Le cours actuel du Bitcoin a chuté d’environ 46,5 % par rapport à son sommet d’octobre 2025 à 126 000 $, signalant clairement un marché baissier technique. Après avoir franchi à la baisse le seuil psychologique des 2 000 $, l’Ethereum teste à plusieurs reprises le support autour de 1 950 $, avec plus de 58 % des adresses ETH désormais en perte latente.

Enseignements : qui nage nu, qui construit un plancher ?

L’affaire BlockFills n’est pas un cas isolé. Cette semaine, le produit de prêt collatéralisé de Coinbase aurait enregistré 170 millions de dollars de pertes sur liquidations en sept jours, avec environ 2 000 utilisateurs liquidés de force. Ce n’est pas une coïncidence : lorsque la marée se retire, chaque prêteur institutionnel à effet de levier subit un test de résistance.

Pour les investisseurs, la question clé n’est pas « qui a le plus chuté », mais qui saura faire preuve de résilience opérationnelle durant le cycle de désendettement.

Les données on-chain révèlent des signaux encourageants : l’Ethereum a enregistré des sorties nettes de plus de 220 000 ETH des plateformes d’échange au cours de la semaine passée — la plus forte sortie hebdomadaire depuis octobre de l’an dernier. Les adresses d’accumulation ont ajouté environ 1,3 million d’ETH (soit près de 2,6 milliards de dollars) en cinq jours, atteignant un niveau record de détention. Cela indique que des capitaux long terme absorbent activement l’offre dans la zone actuelle.

Point de vue de Gate : transparence, liquidité, aucune suspension

Chaque secousse sectorielle met à l’épreuve la philosophie des plateformes d’échange et des prestataires de services financiers. Gate reste attaché à la transparence totale des réserves et à la preuve sur chaîne vérifiable, évite toute prise de risque sur du trading à effet de levier propriétaire et ne détourne jamais les actifs des utilisateurs. Nous considérons que, dans l’univers crypto, le droit au retrait n’est pas un privilège, mais un prérequis.

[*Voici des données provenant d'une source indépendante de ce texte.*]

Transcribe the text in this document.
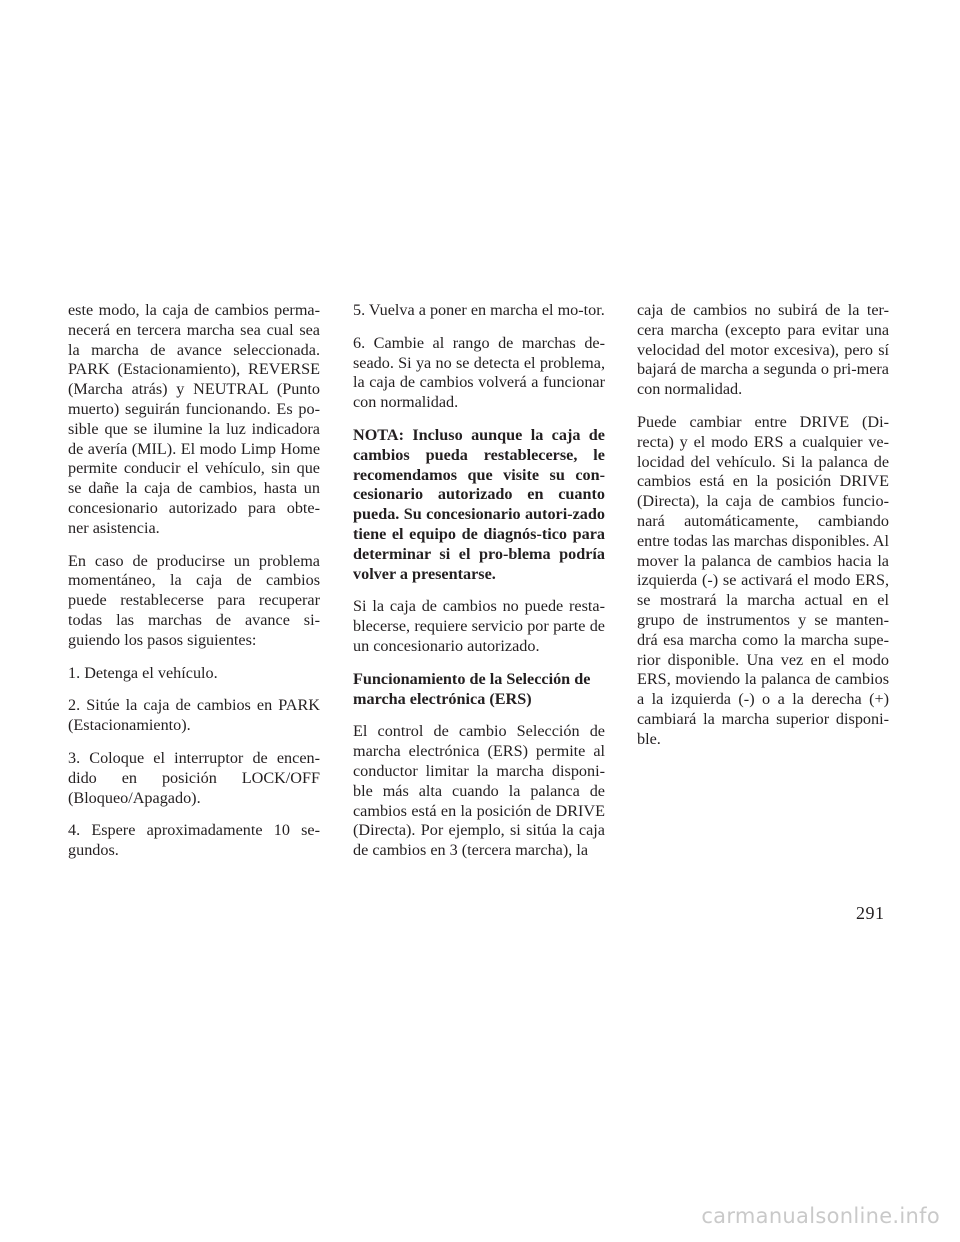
este modo, la caja de cambios perma-necerá en tercera marcha sea cual sea la marcha de avance seleccionada. PARK (Estacionamiento), REVERSE (Marcha atrás) y NEUTRAL (Punto muerto) seguirán funcionando. Es po-sible que se ilumine la luz indicadora de avería (MIL). El modo Limp Home permite conducir el vehículo, sin que se dañe la caja de cambios, hasta un concesionario autorizado para obte-ner asistencia.

En caso de producirse un problema momentáneo, la caja de cambios puede restablecerse para recuperar todas las marchas de avance si-guiendo los pasos siguientes:

1. Detenga el vehículo.

2. Sitúe la caja de cambios en PARK (Estacionamiento).

3. Coloque el interruptor de encen-dido en posición LOCK/OFF (Bloqueo/Apagado).

4. Espere aproximadamente 10 se-gundos.

5. Vuelva a poner en marcha el mo-tor.

6. Cambie al rango de marchas de-seado. Si ya no se detecta el problema, la caja de cambios volverá a funcionar con normalidad.

NOTA: Incluso aunque la caja de cambios pueda restablecerse, le recomendamos que visite su con-cesionario autorizado en cuanto pueda. Su concesionario autori-zado tiene el equipo de diagnós-tico para determinar si el pro-blema podría volver a presentarse.

Si la caja de cambios no puede resta-blecerse, requiere servicio por parte de un concesionario autorizado.

Funcionamiento de la Selección de marcha electrónica (ERS)

El control de cambio Selección de marcha electrónica (ERS) permite al conductor limitar la marcha disponi-ble más alta cuando la palanca de cambios está en la posición de DRIVE (Directa). Por ejemplo, si sitúa la caja de cambios en 3 (tercera marcha), la

caja de cambios no subirá de la ter-cera marcha (excepto para evitar una velocidad del motor excesiva), pero sí bajará de marcha a segunda o pri-mera con normalidad.

Puede cambiar entre DRIVE (Di-recta) y el modo ERS a cualquier ve-locidad del vehículo. Si la palanca de cambios está en la posición DRIVE (Directa), la caja de cambios funcio-nará automáticamente, cambiando entre todas las marchas disponibles. Al mover la palanca de cambios hacia la izquierda (-) se activará el modo ERS, se mostrará la marcha actual en el grupo de instrumentos y se manten-drá esa marcha como la marcha supe-rior disponible. Una vez en el modo ERS, moviendo la palanca de cambios a la izquierda (-) o a la derecha (+) cambiará la marcha superior disponi-ble.

291
carmanualsonline.info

Les prochaines étapes de BlockFills restent à surveiller. Ce qui est certain, c’est que cet événement va accélérer l’évolution de la gestion des risques et la transformation des modèles économiques chez les prêteurs institutionnels en crypto. Les modèles fondés sur une liquidité illimitée en marché haussier montrent leurs limites, et ceux capables de gérer leur bilan de façon rigoureuse gagneront en importance après la tempête.